Hitachi

JP1 Version 12 Infrastructure Management: Getting Started


4.3 Analyzing events to identify the configuration element that has a problem

From the JP1 events that occurred in an application, analyze the performance of the related system configuration elements, and identify the configuration element that has a problem. Events that occurred in the application are sorted chronologically by JP1/OA and are sorted according to the relationships between the applications. From the sorted events, check the details of the events starting with those that have the highest probability of containing the cause of the problem, and filter the events to be analyzed. Then, analyze the filtered events and the resource performance trends related to these events to identify which configuration elements have a problem.

Procedure

  1. In the E2E View window, understand the configuration of the IT base system.

    You can check elements related to the application that was selected as the starting point, as well as the status of occurrence of warnings and errors.

  2. To check events that are occurring in the application, click the Event Analysis View button.

    [Figure]

    Events that occurred in the related application and the application that was selected as the starting point are displayed in chronological order. The most recent events that have a greater probability of affecting the application are displayed in the upper-right corner of the window.

  3. In the next window, you can check multiple events that occurred during the last 30 minutes in the starting-point application AJSM-HOST01 and the highly relevant application AJSA-HOST02 most recently around the same time. To analyze these events, click the event button.

    [Figure]

    Detailed information such as messages and the time when events occurred is displayed.

  4. To analyze the resource performance status at the time that an event occurred, select an event to analyze from the displayed event list, and then click the Show Performance button.

    Detailed information for the most recent events is displayed at the top, enabling you to check performance information from the top one by one.

    If you click the Show Performance button, the performance graphs and metric information for virtual machines or hosts (considered virtual machines in this manual) related to the selected events will be displayed. If the related resources are virtual machines, information about the hypervisors on which the virtual machines are running will also be displayed.

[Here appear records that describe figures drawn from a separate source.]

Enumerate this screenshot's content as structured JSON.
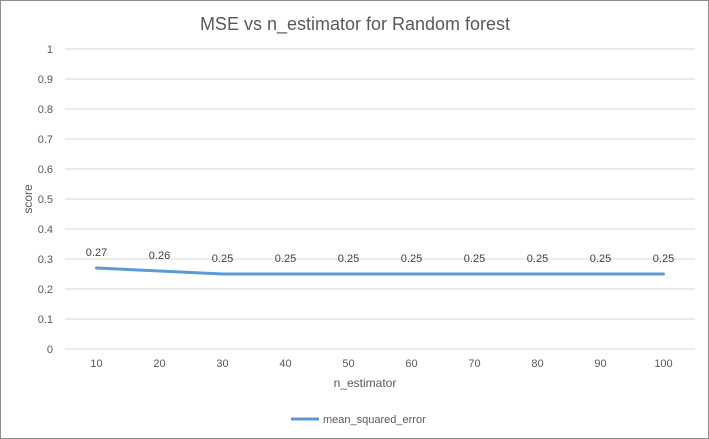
{
  "chart_data": {
    "type": "line",
    "title": "MSE vs n_estimator for Random forest",
    "xlabel": "n_estimator",
    "ylabel": "score",
    "categories": [
      "10",
      "20",
      "30",
      "40",
      "50",
      "60",
      "70",
      "80",
      "90",
      "100"
    ],
    "ylim": [
      0,
      1
    ],
    "yticks": [
      "0",
      "0.1",
      "0.2",
      "0.3",
      "0.4",
      "0.5",
      "0.6",
      "0.7",
      "0.8",
      "0.9",
      "1"
    ],
    "grid": true,
    "legend_position": "bottom",
    "series": [
      {
        "name": "mean_squared_error",
        "color": "#5b9bd5",
        "values": [
          0.27,
          0.26,
          0.25,
          0.25,
          0.25,
          0.25,
          0.25,
          0.25,
          0.25,
          0.25
        ],
        "data_labels": [
          "0.27",
          "0.26",
          "0.25",
          "0.25",
          "0.25",
          "0.25",
          "0.25",
          "0.25",
          "0.25",
          "0.25"
        ]
      }
    ]
  }
}
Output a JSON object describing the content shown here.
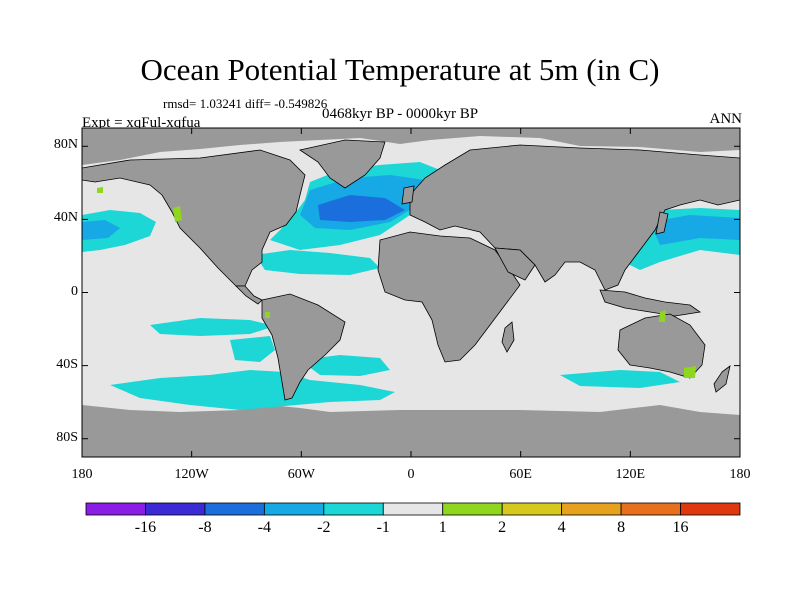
{
  "header": {
    "title": "Ocean Potential Temperature at 5m (in C)",
    "stats": "rmsd= 1.03241 diff= -0.549826",
    "experiment": "Expt = xqFul-xqfua",
    "period": "0468kyr BP - 0000kyr BP",
    "season": "ANN"
  },
  "map": {
    "projection": "cylindrical-equidistant",
    "lon_range": [
      -180,
      180
    ],
    "lat_range": [
      -90,
      90
    ],
    "x_ticks": [
      {
        "lon": -180,
        "label": "180"
      },
      {
        "lon": -120,
        "label": "120W"
      },
      {
        "lon": -60,
        "label": "60W"
      },
      {
        "lon": 0,
        "label": "0"
      },
      {
        "lon": 60,
        "label": "60E"
      },
      {
        "lon": 120,
        "label": "120E"
      },
      {
        "lon": 180,
        "label": "180"
      }
    ],
    "y_ticks": [
      {
        "lat": 80,
        "label": "80N"
      },
      {
        "lat": 40,
        "label": "40N"
      },
      {
        "lat": 0,
        "label": "0"
      },
      {
        "lat": -40,
        "label": "40S"
      },
      {
        "lat": -80,
        "label": "80S"
      }
    ],
    "colors": {
      "land": "#999999",
      "neutral": "#e6e6e6",
      "coast": "#000000"
    }
  },
  "colorbar": {
    "levels": [
      "-16",
      "-8",
      "-4",
      "-2",
      "-1",
      "1",
      "2",
      "4",
      "8",
      "16"
    ],
    "colors": [
      "#8a1ee6",
      "#3a2bd6",
      "#1a6fdd",
      "#16a9e6",
      "#1dd6d6",
      "#e6e6e6",
      "#8fd61e",
      "#d6c81e",
      "#e6a21e",
      "#e6701e",
      "#e0380e"
    ]
  }
}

  5. Check the selected event and virtual machine performance trends.

    In the displayed performance graph, you can see that there were no notable changes in the performance of the virtual machine of AJSM-HOST01 when the event occurred. The second, third, and fourth events are also related to AJSM-HOST01, which indicates that these events are not relevant to the virtual machine performance trends either.

  6. Select the event in AJSA-HOST02, and click the Show Performance button to check the virtual machine performance of AJSA-HOST02.

    [Figure]

    In the performance graph for the virtual machine of AJSA-HOST02, you can see that performance degraded significantly just before the event occurred. From this you can conclude that the virtual machine of AJSA-HOST02 is causing the problem in the starting-point application.

    Tip

    In the Event Analysis View window, you can sometimes identify the cause by checking both the performance graph for virtual machines and the performance graph for hypervisors. If there is no problem related to virtual machines or hypervisors, you can assume that applications are the cause of the problem.

  7. To continue with an analysis of the virtual machine of AJSA-HOST02, click the Show E2E View button.

Next steps

In the E2E View window that uses the virtual machine of AJSA-HOST02 as a base point, analyze bottlenecks.